The foes of militarism in the United States had tried to prevent such horrors.
Since the war began, feminists and socialists had worked closely with progressive
members of Congress from the agrarian South and the urban Midwest to keep
America out. They mounted street demonstrations, attracted prominent leaders
from the labor and suffrage movements, and ran antiwar candidates for local and
federal office. They also gained the support of Henry Ford, who chartered a ship full
of activists who crossed the Atlantic to plead with the heads of neutral nations to
broker a peace settlement.
They may even have had a majority of Americans on their side. In the final
weeks before Congress declared war, anti-militarists demanded a national
referendum on the question, confident voters would recoil from fighting and paying
the bills so that one group of European powers could vanquish another.
Once the United States did enter the fray, Wilson, with the aid of the courts,
prosecuted opponents of the war who refused to fall in line. Under the Espionage
and Sedition Acts, thousands were arrested for such “crimes” as giving speeches
against the draft and calling the Army “a God damned legalized murder machine.”
The intervention led to big changes in America, as well as the world. It began
the creation of a political order most citizens now take for granted, even as some
protest against it: a state equipped to fight war after war abroad while keeping a
close watch on allegedly subversive activities at home.

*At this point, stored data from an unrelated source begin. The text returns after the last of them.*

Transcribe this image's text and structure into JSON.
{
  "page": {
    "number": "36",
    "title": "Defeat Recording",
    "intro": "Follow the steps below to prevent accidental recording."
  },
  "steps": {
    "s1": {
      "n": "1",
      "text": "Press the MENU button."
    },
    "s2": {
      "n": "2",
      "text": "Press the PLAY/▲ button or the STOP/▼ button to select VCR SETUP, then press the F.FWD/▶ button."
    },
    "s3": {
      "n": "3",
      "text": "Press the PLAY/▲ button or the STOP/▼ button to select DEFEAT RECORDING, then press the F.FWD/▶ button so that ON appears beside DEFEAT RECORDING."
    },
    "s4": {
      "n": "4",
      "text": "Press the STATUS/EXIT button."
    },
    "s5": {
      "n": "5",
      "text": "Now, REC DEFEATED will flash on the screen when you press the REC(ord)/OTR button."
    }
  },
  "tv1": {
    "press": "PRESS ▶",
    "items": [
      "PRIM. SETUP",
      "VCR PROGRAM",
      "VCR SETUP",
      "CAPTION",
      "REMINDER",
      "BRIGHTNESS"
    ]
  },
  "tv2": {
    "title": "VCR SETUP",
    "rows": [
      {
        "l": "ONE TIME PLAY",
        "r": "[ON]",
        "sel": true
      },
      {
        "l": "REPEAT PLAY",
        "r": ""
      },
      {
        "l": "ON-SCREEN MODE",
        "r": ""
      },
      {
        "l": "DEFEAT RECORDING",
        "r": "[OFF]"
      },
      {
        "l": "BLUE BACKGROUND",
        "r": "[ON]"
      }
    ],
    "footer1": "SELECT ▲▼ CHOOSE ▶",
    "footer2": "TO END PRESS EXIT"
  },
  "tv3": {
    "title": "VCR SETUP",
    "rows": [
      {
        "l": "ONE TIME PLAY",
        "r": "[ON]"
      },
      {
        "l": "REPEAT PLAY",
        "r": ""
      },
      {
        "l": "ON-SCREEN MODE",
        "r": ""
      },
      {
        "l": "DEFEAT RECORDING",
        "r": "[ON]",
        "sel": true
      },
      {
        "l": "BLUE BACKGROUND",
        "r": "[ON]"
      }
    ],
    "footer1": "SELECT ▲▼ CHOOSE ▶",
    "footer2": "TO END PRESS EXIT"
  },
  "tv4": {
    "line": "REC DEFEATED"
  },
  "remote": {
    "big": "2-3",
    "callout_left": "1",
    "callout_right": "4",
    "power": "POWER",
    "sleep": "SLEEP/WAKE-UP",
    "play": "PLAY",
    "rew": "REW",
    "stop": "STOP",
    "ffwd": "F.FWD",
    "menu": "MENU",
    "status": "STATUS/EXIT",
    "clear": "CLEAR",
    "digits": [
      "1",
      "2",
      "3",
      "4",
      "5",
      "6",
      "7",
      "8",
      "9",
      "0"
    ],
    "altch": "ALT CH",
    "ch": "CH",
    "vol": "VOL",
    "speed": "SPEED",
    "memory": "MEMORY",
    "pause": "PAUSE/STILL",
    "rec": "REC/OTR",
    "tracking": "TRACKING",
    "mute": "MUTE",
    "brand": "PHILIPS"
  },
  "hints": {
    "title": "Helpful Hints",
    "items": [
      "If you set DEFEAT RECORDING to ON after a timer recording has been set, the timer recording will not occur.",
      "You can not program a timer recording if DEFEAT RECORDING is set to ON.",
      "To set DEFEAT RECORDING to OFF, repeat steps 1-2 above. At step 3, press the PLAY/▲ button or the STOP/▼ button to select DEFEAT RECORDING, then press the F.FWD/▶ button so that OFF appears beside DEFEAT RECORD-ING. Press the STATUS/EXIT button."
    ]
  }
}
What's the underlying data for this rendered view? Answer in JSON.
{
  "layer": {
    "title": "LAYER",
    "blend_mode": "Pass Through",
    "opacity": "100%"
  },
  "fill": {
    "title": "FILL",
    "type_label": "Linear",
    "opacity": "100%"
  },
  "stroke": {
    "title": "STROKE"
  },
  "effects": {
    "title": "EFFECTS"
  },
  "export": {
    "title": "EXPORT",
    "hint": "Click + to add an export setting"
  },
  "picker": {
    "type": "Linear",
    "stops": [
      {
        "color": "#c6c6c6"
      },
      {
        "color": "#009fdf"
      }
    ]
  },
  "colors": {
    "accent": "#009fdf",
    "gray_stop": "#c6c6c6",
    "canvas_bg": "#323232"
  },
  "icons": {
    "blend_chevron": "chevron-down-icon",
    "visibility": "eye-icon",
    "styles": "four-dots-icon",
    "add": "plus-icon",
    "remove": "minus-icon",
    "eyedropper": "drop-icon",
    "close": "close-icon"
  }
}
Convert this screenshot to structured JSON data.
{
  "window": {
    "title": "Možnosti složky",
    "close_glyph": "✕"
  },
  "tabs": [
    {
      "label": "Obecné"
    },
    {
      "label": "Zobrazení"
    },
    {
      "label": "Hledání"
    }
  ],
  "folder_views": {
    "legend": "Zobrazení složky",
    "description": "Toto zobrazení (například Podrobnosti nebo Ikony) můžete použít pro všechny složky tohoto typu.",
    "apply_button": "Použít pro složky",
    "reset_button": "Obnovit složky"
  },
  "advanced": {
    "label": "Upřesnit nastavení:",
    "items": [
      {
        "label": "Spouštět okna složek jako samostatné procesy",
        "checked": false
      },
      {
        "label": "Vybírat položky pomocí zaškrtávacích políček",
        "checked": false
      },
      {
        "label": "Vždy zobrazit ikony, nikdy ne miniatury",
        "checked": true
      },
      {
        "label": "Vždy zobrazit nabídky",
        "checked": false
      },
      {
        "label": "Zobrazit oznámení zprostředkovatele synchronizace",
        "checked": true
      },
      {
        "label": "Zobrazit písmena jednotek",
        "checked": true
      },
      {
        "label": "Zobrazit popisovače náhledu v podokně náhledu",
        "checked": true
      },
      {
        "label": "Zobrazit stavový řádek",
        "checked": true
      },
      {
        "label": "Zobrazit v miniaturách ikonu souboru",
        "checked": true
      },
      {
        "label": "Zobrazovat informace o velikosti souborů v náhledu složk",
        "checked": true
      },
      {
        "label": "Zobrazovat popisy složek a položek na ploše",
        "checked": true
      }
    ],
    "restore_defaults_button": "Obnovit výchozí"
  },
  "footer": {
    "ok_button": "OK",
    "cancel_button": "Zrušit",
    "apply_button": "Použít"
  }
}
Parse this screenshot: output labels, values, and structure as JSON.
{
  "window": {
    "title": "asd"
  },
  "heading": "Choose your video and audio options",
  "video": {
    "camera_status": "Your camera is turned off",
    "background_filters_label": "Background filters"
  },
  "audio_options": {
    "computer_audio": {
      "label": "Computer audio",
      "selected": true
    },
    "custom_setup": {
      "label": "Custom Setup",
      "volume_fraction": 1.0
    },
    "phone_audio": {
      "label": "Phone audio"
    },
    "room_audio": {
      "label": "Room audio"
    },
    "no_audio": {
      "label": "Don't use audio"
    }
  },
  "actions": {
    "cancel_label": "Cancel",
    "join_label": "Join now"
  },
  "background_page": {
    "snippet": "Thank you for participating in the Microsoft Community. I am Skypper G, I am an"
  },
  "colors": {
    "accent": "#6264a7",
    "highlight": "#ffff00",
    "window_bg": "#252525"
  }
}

The identity of the nation’s enemies has changed often over the past century.
But at least until Donald Trump took office, the larger aim of American foreign
policy under both liberal and conservative presidents had remained much the same:
to make the world “safe for democracy,” as our leaders define it. To achieve that
purpose required another innovation of World War I: a military-industrial
establishment funded, then partly and now completely, by income taxes.
For all that, the war is largely forgotten in the United States. Combatants in
World War II and Vietnam are memorialized in popular sites on the National Mall,
but the men who fought and died in the Great War have no such honor (though there
is a small memorial specific to soldiers from Washington, and a small national
monument is in the planning stages).
Alone among the former belligerent nations, the United States observes a
holiday on the anniversary of the Armistice — Veterans Day — that makes no explicit
reference to the conflict itself. The centennial of the declaration of war is a good time
to remember how much the decision to enter it mattered.
Michael Kazin is the author of “War Against War: The American Fight for Peace, 1914
1918,” a professor of history at Georgetown and the editor of Dissent.